On that basis it sounds similar to A-SMGCS. In a similar respect regarding A-CDM, the Aeronautics Research Mission Directorate is looking at collaborative traffic flow management, which explores how collaboration among users could enhance the overall performance of operations.
According to Quon the modelling tools most used here are the Future ATM Concepts Evaluation Tool, which can generate and analyse thousands of aircraft trajectories, and the Airspace Concepts Evaluation System, a simulator with full gate-to-gate representation of all the major components of the US National Airspace System.
Some concepts, such as precision departure release capability, are now at the testing stage, and ADS-B is currently being fielded by the US Federal Aviation Authority as a field demonstration in its ADS-B-Enabled Green operations using Integrated Scheduling and Spacing (AEGIS) project, which is aimed at demonstrating the feasibility of high-throughput arrivals.

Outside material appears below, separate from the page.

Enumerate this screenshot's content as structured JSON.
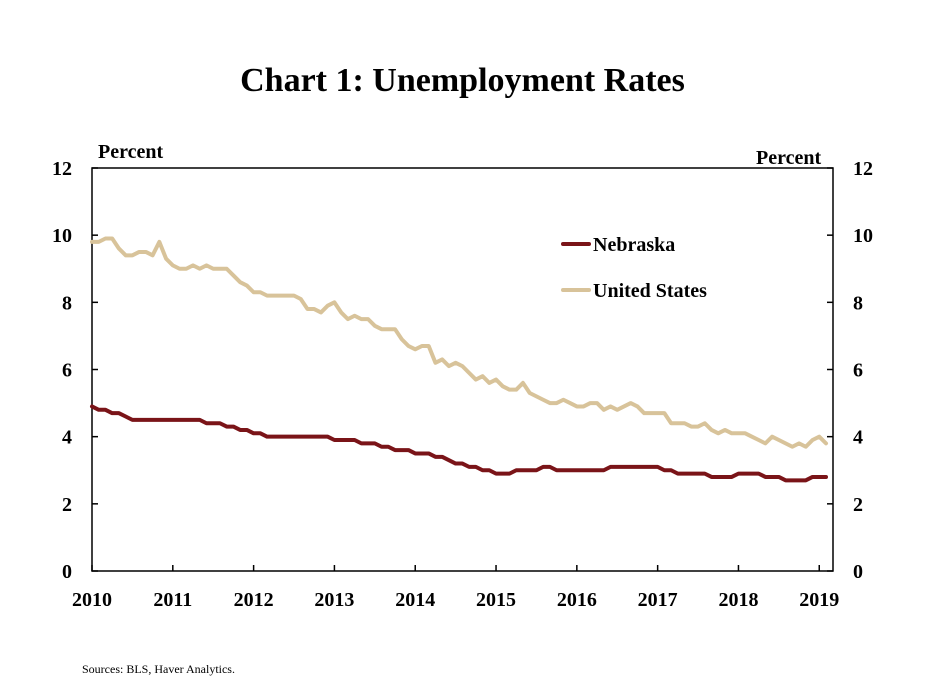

Even so, it’s still early days. “Some of the long-term research may need even more advanced versions of models or sensors,” Quon says. “For example, one of the closely spaced approach concepts will need advanced wake turbulence models and sensors to determine the position and strength of aircraft wakes. While there has been progress on the new models it will still take some years to fully evaluate their quality and the sensor technologies to support them.”
In the EU, both Joppard and Tytgat agree that there’s still a lot of work to do in terms of making every aspect of air transport perform better in a coordinated way. But, Srimoolanathan says, “This is achievable, although it depends not just on the will of the aviation industry but all transport stakeholders.”